Growing Family Roots at Knapp Ranch

In late 2019, Brian Knapp was having dinner with his father, Knapp Ranch founder Bud Knapp, while lamenting the impersonal and unrewarding nature of the corporate world. Brian had worked for some of the biggest banks in America—Citigroup and GE Capital among them—but felt unappreciated and stuck in his risk-management job in Charlotte, North Carolina. Bud took his cue and posed a question to his eldest child: Would Brian consider moving to the Vail Valley and working for the family ranch?
“I thought he was kidding,” Brian recalls with a chuckle. “But I found out the next morning he wasn’t. He asked if I’d decided, and I was like, ‘Well, let me have another couple of days.’”
Bud, the founder of Architectural Digest and longtime publisher of Bon Appétit magazine, had run the 373-acre ranch in West Lake Creek for as long as he wanted, after overseeing its growth into a respected purveyor of local organic produce and a key participant in regional climate and horticultural research. His vision was clear, and rooted in family. Brian’s sister, Laura, the youngest of the three Knapp kids, had already relocated to the valley in 2018 to take over as the ranch’s lodge manager and help care for Bud, who now is 85. After consenting to his father’s proposal, Brian and his wife moved to the valley in January 2020 and he became chief financial officer (he’s now CEO). It only took a global pandemic to convince their middle sibling Aaron—a Los Angeles-based food-and-beverage entrepreneur whose businesses collapsed due to COVID-related sanctions—to join them in October of that year as chief marketing officer. Suddenly the three children, all in their 50s, were aligned for the first time as professionals. “The driving force,” Aaron says, “was reuniting our family.”
This was not a story of kids coming home, however.

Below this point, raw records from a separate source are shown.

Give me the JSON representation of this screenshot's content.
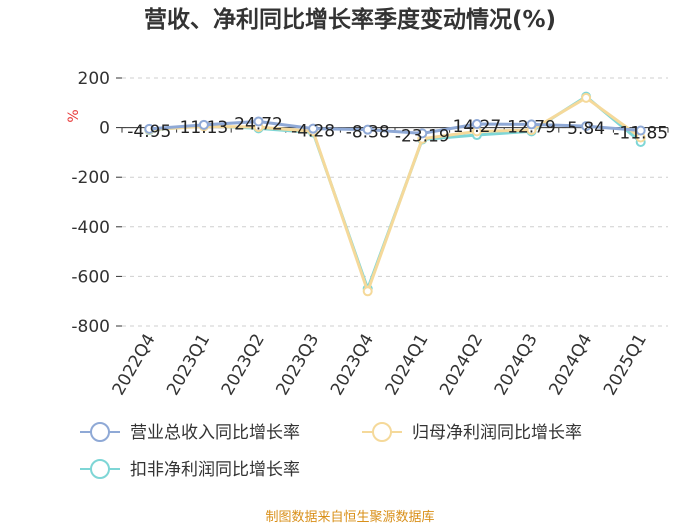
{
  "chart_data": {
    "type": "line",
    "title": "营收、净利同比增长率季度变动情况(%)",
    "ylabel": "%",
    "ylim": [
      -800,
      200
    ],
    "yticks": [
      200,
      0,
      -200,
      -400,
      -600,
      -800
    ],
    "grid": true,
    "legend_position": "bottom",
    "categories": [
      "2022Q4",
      "2023Q1",
      "2023Q2",
      "2023Q3",
      "2023Q4",
      "2024Q1",
      "2024Q2",
      "2024Q3",
      "2024Q4",
      "2025Q1"
    ],
    "series": [
      {
        "name": "营业总收入同比增长率",
        "color": "#8fa9d6",
        "values": [
          -4.95,
          11.13,
          24.72,
          -4.28,
          -8.38,
          -23.19,
          14.27,
          12.79,
          5.84,
          -11.85
        ]
      },
      {
        "name": "归母净利润同比增长率",
        "color": "#f5d99a",
        "values": [
          -8,
          5,
          2,
          -15,
          -660,
          -45,
          -15,
          -10,
          120,
          -40
        ]
      },
      {
        "name": "扣非净利润同比增长率",
        "color": "#7ed6d6",
        "values": [
          -10,
          8,
          -3,
          -20,
          -650,
          -48,
          -30,
          -15,
          125,
          -58
        ]
      }
    ],
    "data_labels": [
      "-4.95",
      "11.13",
      "24.72",
      "-4.28",
      "-8.38",
      "-23.19",
      "14.27",
      "12.79",
      "5.84",
      "-11.85"
    ]
  },
  "source": "制图数据来自恒生聚源数据库"
}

The trio grew up in LA and had never lived in the Vail Valley (Laura ran a computer-repair business in California until she joined Knapp Ranch). Bud and his late wife, Betsy, purchased their virgin Lake Creek tract in 1990, initially to build a family compound. An army of local builders and artisans was enlisted to erect a lodge-like main house and a cluster of cottages that would showcase the principles of traditional hand-tooled carpentry, woodworking and joinery, stonework and masonry that pioneers had used when the valley had been homesteaded. Along the way, the Knapps looked for a noble purpose for their unbuilt acreage, which led to partnerships with Colorado State University and various research agencies to study weather and climate and experiment with farming at 9,000 feet—everything from kale and cherries to squash and honey.

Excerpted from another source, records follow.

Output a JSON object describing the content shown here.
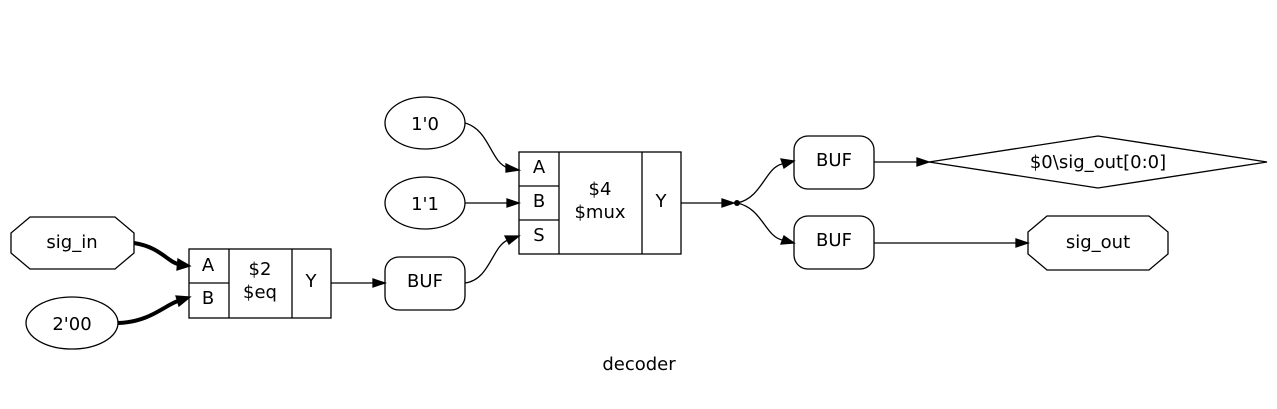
{
  "title": "decoder",
  "ports": {
    "sig_in": "sig_in",
    "sig_out": "sig_out",
    "sig_out_reg": "$0\\sig_out[0:0]"
  },
  "constants": {
    "const_2b00": "2'00",
    "const_1b0": "1'0",
    "const_1b1": "1'1"
  },
  "cells": {
    "eq": {
      "id": "$2",
      "type": "$eq",
      "port_a": "A",
      "port_b": "B",
      "port_y": "Y"
    },
    "mux": {
      "id": "$4",
      "type": "$mux",
      "port_a": "A",
      "port_b": "B",
      "port_s": "S",
      "port_y": "Y"
    }
  },
  "buffers": {
    "buf1": "BUF",
    "buf2": "BUF",
    "buf3": "BUF"
  }
}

After building a clientele among local restaurants, in 2019 Knapp Ranch bought Osage Gardens, a certified organic herb and vegetable farm in New Castle that is famous for its basil. In August 2020, the ranch opened Knapp Harvest, a storefront in Eagle Ranch. And this past August, the Knapps announced their purchase of Second Nature Gourmet, a local catering company founded in 2016 by chef Marla Leblow. Her premade meals, salads, soups, and casseroles already were bestsellers at Knapp Harvest, so the expansion didn’t come with many risks. Though Bud still weighs in on big decisions, like whether to expand into luxury lodging (the family explored converting part of the ranch into an upscale guest lodge but has no plans to act on it, Brian says), the future of the ranch is mostly up to his kids. They are modernizing the operation—a new website was set to debut shortly before this issue went to press, adding a blog and e-commerce capabilities—while maintaining its ethos.
“We’re not going to expand this into an industrial thing,” Aaron says. “We’re going to continue to try and be the best we can be, but on a boutique scale.”—D.O.